15 de fevereiro de 2022

Todos os anos a NRF – Retail’s Big Show — apresenta em seu congresso e na feira incontáveis novidades tecnológicas. Grande parte com o objetivo de melhorar a experiência da jornada de compra dos consumidores.

São tecnologias das mais simples, como a que te ajuda a encontrar um produto específico no interior da loja, passando por gôndolas interativas, até sistemas super elaborados de realidade aumentada e gamificação. São experiências que te levam para uma outra dimensão de entretenimento, te deixando em dúvida se você está mesmo numa loja ou num parque da Disney ou Universal.

Após a surpresa e o deleite iniciais, uma pergunta acaba chegando na mente dos varejistas que visitam Nova York nessa época: “quanto custa essa brincadeira?”. Mais do que isso, é inevitável questionar o quão distante toda essa tecnologia está de se tornar uma realidade no varejo brasileiro.

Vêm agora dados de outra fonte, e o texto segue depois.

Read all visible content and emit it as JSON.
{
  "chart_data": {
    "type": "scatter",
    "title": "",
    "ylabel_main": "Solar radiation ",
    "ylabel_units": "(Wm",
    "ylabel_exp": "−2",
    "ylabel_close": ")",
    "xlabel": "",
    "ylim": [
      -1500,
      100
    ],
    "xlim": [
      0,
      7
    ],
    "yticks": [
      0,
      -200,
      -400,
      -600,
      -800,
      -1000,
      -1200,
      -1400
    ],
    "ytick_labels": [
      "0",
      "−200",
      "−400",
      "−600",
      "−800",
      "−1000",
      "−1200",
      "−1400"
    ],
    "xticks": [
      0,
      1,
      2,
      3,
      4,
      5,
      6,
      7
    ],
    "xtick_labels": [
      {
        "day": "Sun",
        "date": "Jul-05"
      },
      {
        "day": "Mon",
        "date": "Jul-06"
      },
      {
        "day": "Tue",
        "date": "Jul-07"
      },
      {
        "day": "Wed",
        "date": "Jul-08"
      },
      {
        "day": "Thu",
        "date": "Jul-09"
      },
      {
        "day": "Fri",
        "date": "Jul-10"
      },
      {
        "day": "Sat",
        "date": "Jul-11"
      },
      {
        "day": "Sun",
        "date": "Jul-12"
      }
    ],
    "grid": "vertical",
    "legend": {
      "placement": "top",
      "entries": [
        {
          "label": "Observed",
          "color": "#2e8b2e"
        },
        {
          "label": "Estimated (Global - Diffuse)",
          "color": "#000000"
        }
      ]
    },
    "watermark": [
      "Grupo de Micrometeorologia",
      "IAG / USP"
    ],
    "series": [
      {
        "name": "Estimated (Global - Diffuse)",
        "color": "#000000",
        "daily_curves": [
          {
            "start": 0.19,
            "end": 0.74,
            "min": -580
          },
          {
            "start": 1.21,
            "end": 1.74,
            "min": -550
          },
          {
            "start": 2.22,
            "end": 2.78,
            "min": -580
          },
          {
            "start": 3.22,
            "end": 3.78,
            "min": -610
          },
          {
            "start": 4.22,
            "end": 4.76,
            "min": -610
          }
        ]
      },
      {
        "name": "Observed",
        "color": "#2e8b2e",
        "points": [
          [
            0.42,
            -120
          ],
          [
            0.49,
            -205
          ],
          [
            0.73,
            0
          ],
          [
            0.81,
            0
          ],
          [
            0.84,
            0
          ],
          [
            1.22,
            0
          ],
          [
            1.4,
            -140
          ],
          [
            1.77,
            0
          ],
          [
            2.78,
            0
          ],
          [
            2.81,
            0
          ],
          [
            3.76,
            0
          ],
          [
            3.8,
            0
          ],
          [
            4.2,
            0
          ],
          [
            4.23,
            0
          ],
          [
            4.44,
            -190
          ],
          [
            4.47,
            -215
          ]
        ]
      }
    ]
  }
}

Talvez, a pergunta que deveríamos estar fazendo é: “Como essa tecnologia, que melhora a experiência do cliente, vai se pagar?”. Em outras palavras, precisamos saber como alcançar o desejado ROI (retorno sobre o investimento) nestas soluções.

Independentemente se o valor é de algumas dezenas de dólares ou de milhões, investir em tecnologia tem que trazer retorno concreto. Só devemos investir em experiências que de fato vão gerar resultados no final do dia.

No varejo não há segredos, uma tecnologia só consegue trazer retorno se:

  • Gerar tráfego
  • Aumentar tíquete médio (cross seling/up selling)
  • Elevar a taxa de conversão
  • Construir fidelidade
  • Reduzir perdas de qualquer espécie

Portanto, para valer a pena, essas experiências maravilhosas precisam de alguma forma impactar positivamente em pelo menos um dos cinco tópicos listados acima. Melhor ainda se contribuir com vários deles.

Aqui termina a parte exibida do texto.